I sank my fingernails into the skin of my palms. I itched to argue. I sensed it wouldn’t help. The man in front of me was likely hardened to arguments, to pleading. I was aware I needed to be thankful for the fact I was alive at all. If that’s what this was.

“Then don’t send a prospect, I can clean this up myself. I’ve had practice.” It was petty, but I felt petty.

Though there was no victory in his visible flinch.

This war had no victors.

He nodded once. “I’ll get you something to eat. Coffee. I assume you take it the same.”
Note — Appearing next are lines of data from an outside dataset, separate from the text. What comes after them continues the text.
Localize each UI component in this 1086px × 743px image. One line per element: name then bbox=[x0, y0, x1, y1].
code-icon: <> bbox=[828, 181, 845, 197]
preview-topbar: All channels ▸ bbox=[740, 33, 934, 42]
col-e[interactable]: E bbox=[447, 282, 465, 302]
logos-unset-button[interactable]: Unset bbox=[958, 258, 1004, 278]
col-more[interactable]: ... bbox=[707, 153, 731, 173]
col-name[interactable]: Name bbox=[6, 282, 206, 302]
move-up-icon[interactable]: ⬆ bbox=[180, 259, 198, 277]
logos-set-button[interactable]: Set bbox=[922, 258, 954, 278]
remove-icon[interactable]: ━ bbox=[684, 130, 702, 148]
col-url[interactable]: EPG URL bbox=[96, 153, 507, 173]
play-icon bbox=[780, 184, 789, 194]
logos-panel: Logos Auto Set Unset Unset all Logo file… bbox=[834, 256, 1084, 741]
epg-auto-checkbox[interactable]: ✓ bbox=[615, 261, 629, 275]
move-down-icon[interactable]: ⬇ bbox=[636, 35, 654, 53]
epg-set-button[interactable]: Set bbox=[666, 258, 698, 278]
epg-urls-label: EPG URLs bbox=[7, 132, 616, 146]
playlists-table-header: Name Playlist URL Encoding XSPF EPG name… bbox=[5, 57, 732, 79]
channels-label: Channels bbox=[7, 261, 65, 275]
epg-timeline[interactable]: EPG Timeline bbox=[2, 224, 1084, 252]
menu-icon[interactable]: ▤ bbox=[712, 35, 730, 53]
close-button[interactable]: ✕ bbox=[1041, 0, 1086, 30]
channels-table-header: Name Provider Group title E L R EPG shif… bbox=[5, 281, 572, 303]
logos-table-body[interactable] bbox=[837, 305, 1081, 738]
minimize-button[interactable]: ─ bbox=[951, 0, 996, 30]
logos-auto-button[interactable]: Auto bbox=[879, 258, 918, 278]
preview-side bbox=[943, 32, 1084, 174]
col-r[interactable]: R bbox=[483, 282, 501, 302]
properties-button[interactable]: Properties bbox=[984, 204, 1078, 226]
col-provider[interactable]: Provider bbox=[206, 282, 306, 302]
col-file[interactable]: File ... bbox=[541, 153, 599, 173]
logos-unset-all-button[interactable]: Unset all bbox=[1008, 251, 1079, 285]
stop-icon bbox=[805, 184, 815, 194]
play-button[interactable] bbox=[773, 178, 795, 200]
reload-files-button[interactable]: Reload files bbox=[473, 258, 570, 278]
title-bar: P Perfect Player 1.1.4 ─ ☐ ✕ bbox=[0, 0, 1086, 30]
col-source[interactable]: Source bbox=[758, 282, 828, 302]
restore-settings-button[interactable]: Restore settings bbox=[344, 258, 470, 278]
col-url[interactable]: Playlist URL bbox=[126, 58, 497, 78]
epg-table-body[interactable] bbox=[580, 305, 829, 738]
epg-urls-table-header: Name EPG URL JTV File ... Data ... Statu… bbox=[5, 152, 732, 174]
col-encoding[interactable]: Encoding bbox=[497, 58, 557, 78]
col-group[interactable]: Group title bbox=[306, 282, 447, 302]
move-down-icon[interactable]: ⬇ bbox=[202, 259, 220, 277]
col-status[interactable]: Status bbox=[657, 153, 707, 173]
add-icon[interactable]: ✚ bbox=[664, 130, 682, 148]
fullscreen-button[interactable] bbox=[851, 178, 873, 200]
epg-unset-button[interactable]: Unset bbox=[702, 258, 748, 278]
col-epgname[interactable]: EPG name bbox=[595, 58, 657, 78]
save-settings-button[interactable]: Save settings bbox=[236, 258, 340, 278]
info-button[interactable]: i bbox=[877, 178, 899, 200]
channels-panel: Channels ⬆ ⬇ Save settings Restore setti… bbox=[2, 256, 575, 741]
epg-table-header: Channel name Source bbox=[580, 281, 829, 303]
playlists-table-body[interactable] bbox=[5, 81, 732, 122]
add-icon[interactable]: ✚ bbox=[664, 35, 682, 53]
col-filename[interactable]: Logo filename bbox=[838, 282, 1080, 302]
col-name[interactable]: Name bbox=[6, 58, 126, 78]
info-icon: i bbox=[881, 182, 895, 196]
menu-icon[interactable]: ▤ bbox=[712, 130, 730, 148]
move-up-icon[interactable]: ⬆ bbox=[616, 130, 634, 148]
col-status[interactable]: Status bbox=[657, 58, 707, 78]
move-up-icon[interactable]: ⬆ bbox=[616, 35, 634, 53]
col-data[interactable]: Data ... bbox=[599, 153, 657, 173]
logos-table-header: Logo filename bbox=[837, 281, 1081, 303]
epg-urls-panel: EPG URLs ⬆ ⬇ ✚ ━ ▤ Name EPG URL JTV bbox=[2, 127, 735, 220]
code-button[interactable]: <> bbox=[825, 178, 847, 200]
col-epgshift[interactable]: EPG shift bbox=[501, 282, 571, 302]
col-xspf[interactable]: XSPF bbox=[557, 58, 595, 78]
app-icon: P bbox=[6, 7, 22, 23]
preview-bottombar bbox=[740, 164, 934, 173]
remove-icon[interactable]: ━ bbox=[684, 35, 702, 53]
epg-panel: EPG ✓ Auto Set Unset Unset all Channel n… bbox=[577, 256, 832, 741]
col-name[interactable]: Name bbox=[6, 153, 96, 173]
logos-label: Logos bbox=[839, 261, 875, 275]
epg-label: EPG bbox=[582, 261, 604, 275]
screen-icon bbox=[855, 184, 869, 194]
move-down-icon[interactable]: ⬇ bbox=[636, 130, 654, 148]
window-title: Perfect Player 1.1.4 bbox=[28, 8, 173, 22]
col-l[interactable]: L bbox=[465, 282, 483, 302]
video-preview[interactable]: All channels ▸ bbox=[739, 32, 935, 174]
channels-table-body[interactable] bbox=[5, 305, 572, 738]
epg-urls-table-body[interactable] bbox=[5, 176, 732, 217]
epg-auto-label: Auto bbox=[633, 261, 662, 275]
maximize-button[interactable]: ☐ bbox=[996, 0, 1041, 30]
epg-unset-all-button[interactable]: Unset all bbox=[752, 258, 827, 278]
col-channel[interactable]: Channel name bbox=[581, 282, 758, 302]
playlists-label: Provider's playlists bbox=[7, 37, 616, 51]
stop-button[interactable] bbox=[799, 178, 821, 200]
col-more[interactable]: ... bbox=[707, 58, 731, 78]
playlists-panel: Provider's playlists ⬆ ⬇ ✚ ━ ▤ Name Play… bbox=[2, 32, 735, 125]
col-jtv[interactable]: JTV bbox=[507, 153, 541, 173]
I sank my fingertips in harder. There was something intimate about someone knowing the mundane things about you. I wanted it to have changed. But though many things about me had changed, what felt like my entire genetic makeup, the way I took my coffee had not.

“Don’t bother,” I snapped. “I won’t eat or drink anything you give me.”

Again, another stupid move. I didn’t gain anything from going on some stupid hunger strike. If anything, I needed to keep my physical strength up if the opportunity to escape presented itself.

Not that it would.

There was no escaping this. Even if I did find a way out of this highly secure compound.